Localisez le dossier colormanagement dans blender (sous win de mémoire c’est dans C:\Program Files\Blender Foundation\Blender\2.77\datafiles\colormanagement et sous linux c’est généralement dans /usr/share/blender/2.77/datafiles/colormanagement ). Faites une copie préalable de ce dossier en lui donnant le nom old_colormanagement puis vous remplacez son contenu par tout ce qui se trouve dans le pack. Si vous redémarrez blender et allez voir le panneau colormanagement, vous verrez que les render view RRT, Film,… ont été remplacés par Wide Dynamic Range View, Raw,… et que tous les looks films (façon Instagram) ont été remplacés par « Desaturation Basic », « Greyscale on Desaturation », « False Colour Basic »…

2/ Régler l’éclairage

Pour essayer tout ça je vous propose de récupérer la petite scène de test ici. C’est basique et rapide à rendre pour un premier test, mais par la suite empressez-vous de mettre en pratique sur une scène plus évoluée pour vraiment mesurer le gain offert par cette méthode.

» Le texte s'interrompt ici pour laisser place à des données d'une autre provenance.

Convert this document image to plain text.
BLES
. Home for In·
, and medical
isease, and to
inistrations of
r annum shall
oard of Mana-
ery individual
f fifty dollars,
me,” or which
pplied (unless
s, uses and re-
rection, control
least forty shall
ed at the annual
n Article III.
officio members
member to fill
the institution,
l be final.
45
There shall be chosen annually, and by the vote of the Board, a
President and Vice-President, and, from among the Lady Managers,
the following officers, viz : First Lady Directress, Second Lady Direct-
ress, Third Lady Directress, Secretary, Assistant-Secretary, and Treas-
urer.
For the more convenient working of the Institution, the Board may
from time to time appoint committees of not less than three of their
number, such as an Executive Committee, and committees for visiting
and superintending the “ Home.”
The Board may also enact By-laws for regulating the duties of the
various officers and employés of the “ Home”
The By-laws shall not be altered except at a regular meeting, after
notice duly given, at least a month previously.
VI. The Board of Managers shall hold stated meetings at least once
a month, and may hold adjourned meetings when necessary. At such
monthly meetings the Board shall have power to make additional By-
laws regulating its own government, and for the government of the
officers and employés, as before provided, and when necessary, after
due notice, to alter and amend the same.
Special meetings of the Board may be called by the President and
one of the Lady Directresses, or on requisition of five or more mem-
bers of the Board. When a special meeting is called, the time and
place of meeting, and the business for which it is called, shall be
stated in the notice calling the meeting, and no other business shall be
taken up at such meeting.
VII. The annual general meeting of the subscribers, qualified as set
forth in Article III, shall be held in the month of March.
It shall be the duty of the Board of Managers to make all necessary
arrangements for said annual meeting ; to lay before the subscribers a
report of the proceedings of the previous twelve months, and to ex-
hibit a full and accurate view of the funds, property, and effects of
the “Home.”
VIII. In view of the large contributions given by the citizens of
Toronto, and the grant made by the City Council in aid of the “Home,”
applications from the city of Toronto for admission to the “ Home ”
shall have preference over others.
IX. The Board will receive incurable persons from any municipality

Si vous ouvrez le blend, et que vous faites un rendu, vous devriez avoir le même résultat que mon rendu sRGB étalonné. Si vous passez en mode « Wide Dynamic Range View »  dans le panneau de colormanagement et en vue « Rendered » dans le viewport,  votre scène va vous sembler grisâtre et terne. Il faut donc augmenter la puissance des lampes. Multiplier par 4 pour chaque lampe est généralement dans mon cas un bon début.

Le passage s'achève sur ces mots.